Richard first suspected he had Motor Neurone Disease after watching the movie, The Theory Of Everything about the life of Professor Stephen Hawking. It is a rare condition which weakens the muscles caused by problems with the cells in the brain. Symptoms include weakness in your ankle or leg, having difficulty walking upstairs; slurred speech, finding it hard to swallow, and a weak grip.
Just three months after watching the movie, Richard was diagnosed with the terminal illness.
“I think if those who oppose assisted dying could spend just one day in my shoes, they would change their view.”
He describes in his blog how he battled to accept that he was dying. “Four years ago, Moira, a psychologist from the neurology department at Dundee, helped me develop a mental toolbox to alleviate the torment that can come with a terminal diagnosis. For me, the most useful tool was that of mindfulness.
Faced with a short life expectancy, dwelling on happier times that can never return, or the bleakness that the future holds, can be equally painful, so training the mind to stay in the present is very helpful” he explained.
“This month, though, mindfulness has gone out of the window as my mind has darted back and forward, with little control. The recent past has, of course, been heavily overshadowed by MND, and despite my attempts to remain positive, it has been increasingly hard to bear”.
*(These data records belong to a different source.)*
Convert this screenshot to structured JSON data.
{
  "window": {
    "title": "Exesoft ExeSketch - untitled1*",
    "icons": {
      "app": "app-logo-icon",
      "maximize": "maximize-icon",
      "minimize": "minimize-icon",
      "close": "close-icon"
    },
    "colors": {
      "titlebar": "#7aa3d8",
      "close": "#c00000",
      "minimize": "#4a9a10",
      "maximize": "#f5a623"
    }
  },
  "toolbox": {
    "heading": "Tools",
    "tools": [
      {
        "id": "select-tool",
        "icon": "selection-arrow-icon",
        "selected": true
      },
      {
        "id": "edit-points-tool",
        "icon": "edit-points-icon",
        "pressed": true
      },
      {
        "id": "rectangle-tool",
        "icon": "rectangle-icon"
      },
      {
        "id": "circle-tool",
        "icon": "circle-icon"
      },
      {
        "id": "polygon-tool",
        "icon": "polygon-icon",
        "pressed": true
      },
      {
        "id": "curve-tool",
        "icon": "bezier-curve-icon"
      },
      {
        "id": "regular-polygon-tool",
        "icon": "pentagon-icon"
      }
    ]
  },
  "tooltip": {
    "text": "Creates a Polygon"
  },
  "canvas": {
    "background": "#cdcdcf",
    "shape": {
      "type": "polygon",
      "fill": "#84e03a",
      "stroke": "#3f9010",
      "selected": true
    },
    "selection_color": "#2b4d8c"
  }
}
Throughout his campaign to change the laws in his country, Mr Selley has always implored politicians to find a wider perspective on this issue. “I think if those who oppose assisted dying could spend just one day in my shoes, they would change their view.”
He says that the last few days have been hard for everyone. “Suddenly, this doesn’t seem far away, and although my resolve remains strong, it has brought into sharp focus the fact that many things are happening for the final time. One such occasion was our wedding anniversary in the middle of the month.
“I have asked my daughter to pop me in her handbag when she next flies back to Scotland.”
As Elaine and I sat at our kitchen table, and I struggled to open her lovely card, we exchanged smiles, but within seconds we were both in tears. Eight short years ago, we never thought it would end like this”.
Selley, along with his wife, brother and his five children will now travel to Zurich and spend the next 48 hours enjoying their time together before he takes the medication that will stop his heart. He even allows himself a glimpse of humour about the situation.
“Although the emails I get are from my ‘contact person’ and I have no idea if it is a man or woman, they are always friendly, even when the subject concerns such things as the timing of my cremation. On that matter, I was quoted a price in excess of a thousand pounds to have my ashes sent back by courier. I thought that was a little steep, so I have asked my daughter to pop me in her handbag when she next flies back to Scotland.”
Complicated, controversial and mostly just incredibly sad, the writer now faces a situation where, although knowing his family is devastated, he feels he really has no choice. This impossible situation could have been made much easier.
Richard ends his final blog post with a simple and profoundly heartbreaking sentence; “I am exhausted by it, and it is time to go. Thank you for joining me on my journey”.